Many of you readers out there cannot relate to this, however, you probably have a relative lurking nearby who can. So, you can stop reading now if you have never: 1) received a collection letter in the mail; 2) been harassed by bill collectors by phone; 3) received shut-off notices for your utilities; 4) written out checks at the grocery store with no money in your account and hope to deposit the cash in time; 5) called and begged customer service to keep your utilities or cable/phone on a little longer; 6) contemplated changing your name and running off to a remote island; 7) Seriously though about the merits of robbing a bank.
Personally, I am the Queen of Payment Arrangements, so astute and accomplished at postponing bill payments that I have developed it into an art form. I’m thinking of writing a book, the first “how to” in preventing utility shut-offs.

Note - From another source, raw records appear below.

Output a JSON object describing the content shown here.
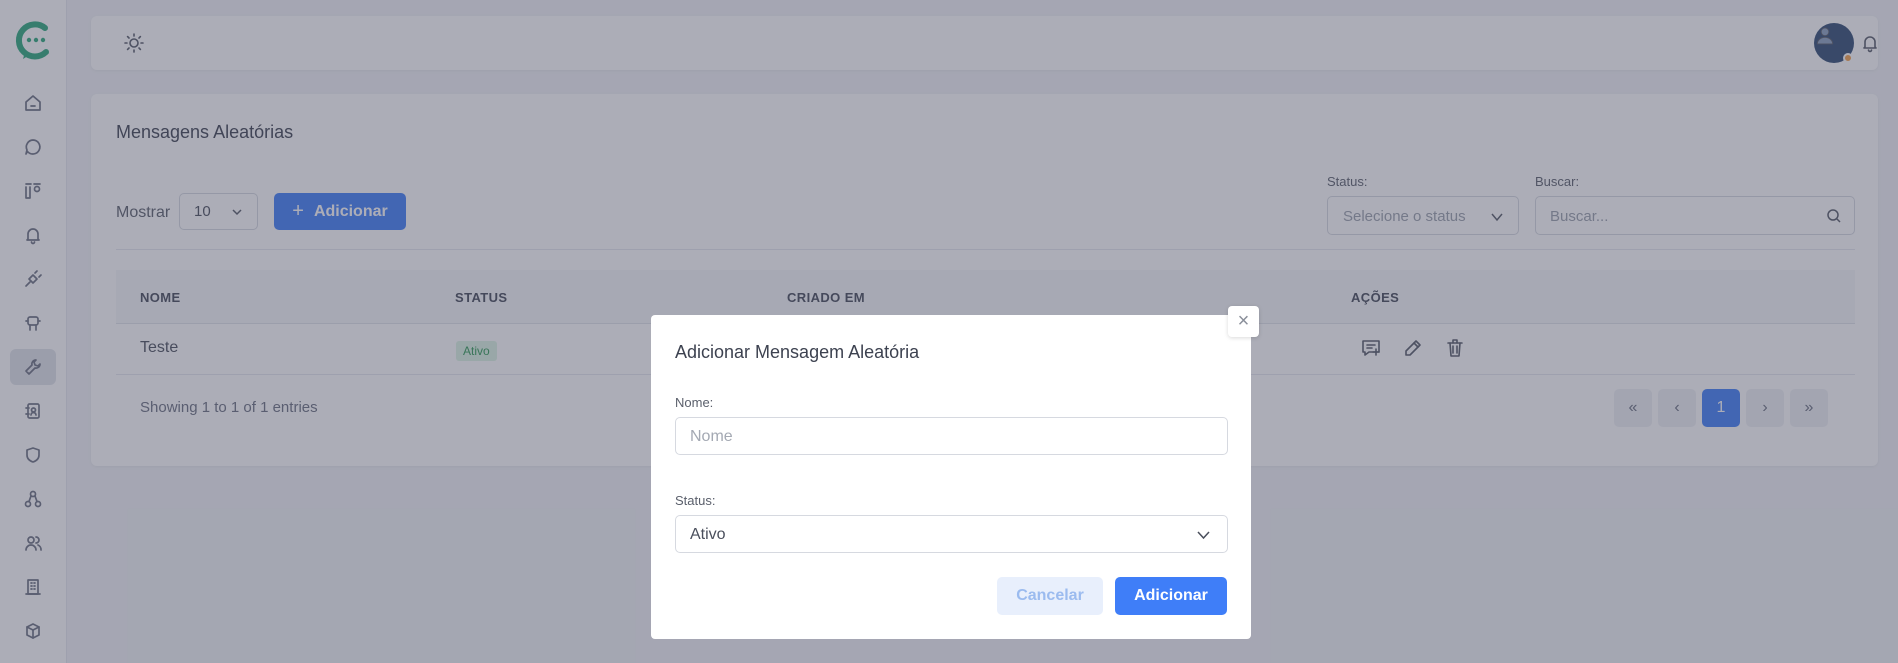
{
  "sidebar": {
    "logo": "chat-logo",
    "items": [
      {
        "icon": "home-icon"
      },
      {
        "icon": "chat-bubble-icon"
      },
      {
        "icon": "kanban-icon"
      },
      {
        "icon": "bell-icon"
      },
      {
        "icon": "plug-icon"
      },
      {
        "icon": "robot-icon"
      },
      {
        "icon": "wrench-icon",
        "active": true
      },
      {
        "icon": "contact-book-icon"
      },
      {
        "icon": "shield-icon"
      },
      {
        "icon": "sitemap-icon"
      },
      {
        "icon": "users-icon"
      },
      {
        "icon": "building-icon"
      },
      {
        "icon": "box-icon"
      }
    ]
  },
  "topbar": {
    "theme_icon": "sun-icon",
    "translate_icon": "translate-icon",
    "notification_icon": "bell-icon",
    "avatar_status_color": "#f5a04a"
  },
  "page": {
    "title": "Mensagens Aleatórias",
    "show_label": "Mostrar",
    "page_size": "10",
    "add_label": "Adicionar",
    "status_filter_label": "Status:",
    "status_filter_placeholder": "Selecione o status",
    "search_label": "Buscar:",
    "search_placeholder": "Buscar...",
    "table": {
      "headers": [
        "NOME",
        "STATUS",
        "CRIADO EM",
        "AÇÕES"
      ],
      "rows": [
        {
          "name": "Teste",
          "status": "Ativo"
        }
      ]
    },
    "info": "Showing 1 to 1 of 1 entries",
    "pagination": {
      "first": "«",
      "prev": "‹",
      "current": "1",
      "next": "›",
      "last": "»"
    }
  },
  "modal": {
    "title": "Adicionar Mensagem Aleatória",
    "close_label": "×",
    "name_label": "Nome:",
    "name_placeholder": "Nome",
    "status_label": "Status:",
    "status_value": "Ativo",
    "cancel_label": "Cancelar",
    "submit_label": "Adicionar"
  },
  "colors": {
    "primary": "#3f7ef8",
    "success_badge_bg": "#dcf5e3",
    "success_badge_text": "#2f9a55"
  }
}
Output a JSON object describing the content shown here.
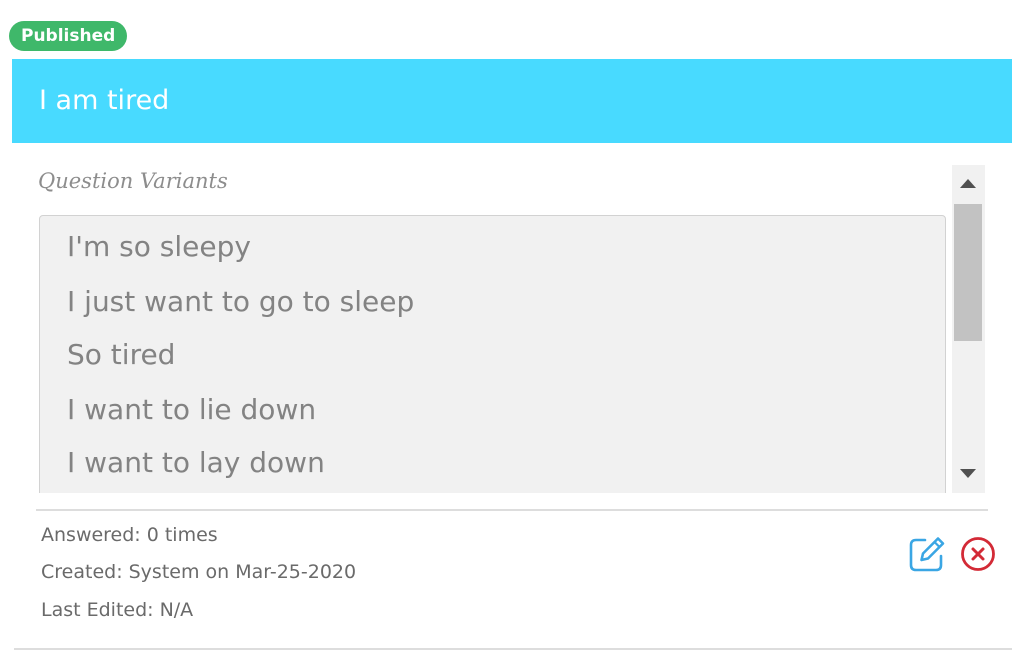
{
  "badge": {
    "status": "Published"
  },
  "title": "I am tired",
  "variants": {
    "heading": "Question Variants",
    "items": [
      "I'm so sleepy",
      "I just want to go to sleep",
      "So tired",
      "I want to lie down",
      "I want to lay down"
    ]
  },
  "meta": {
    "answered_label": "Answered:",
    "answered_value": "0 times",
    "created_label": "Created:",
    "created_value": "System on Mar-25-2020",
    "edited_label": "Last Edited:",
    "edited_value": "N/A"
  },
  "icons": {
    "edit": "edit-icon",
    "delete": "delete-icon"
  },
  "colors": {
    "published": "#3fb86a",
    "title_bar": "#48daff",
    "edit": "#3aa6e4",
    "delete": "#d32a36"
  }
}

So how do you know when you’re fiscally challenged? Here are some sure signs of trouble:
• Your kids know more about money, the household bills, and the prices of things than their friends.
• At the library, you can’t pay your late fee because you didn’t have $1.30.
• You put $2 in your gas tank.
• Your child pays for a school lunch with pennies.
• You take a loan from one of those cash-advance places that charges 453 percent interest.
• There’s $2.37 in your account, and you use your debit card at the grocery store to buy dinner.
• You call the credit card company to see if your payment was received so you can run out and use the card again.
• You dig through the car seats, sofa and winter jackets for change and are thrilled when you come up with 63 cents.
For people like us, everyday life is a challenge. We find creative ways to survive in a world that costs too much and cares too little, but somehow, we manage to survive.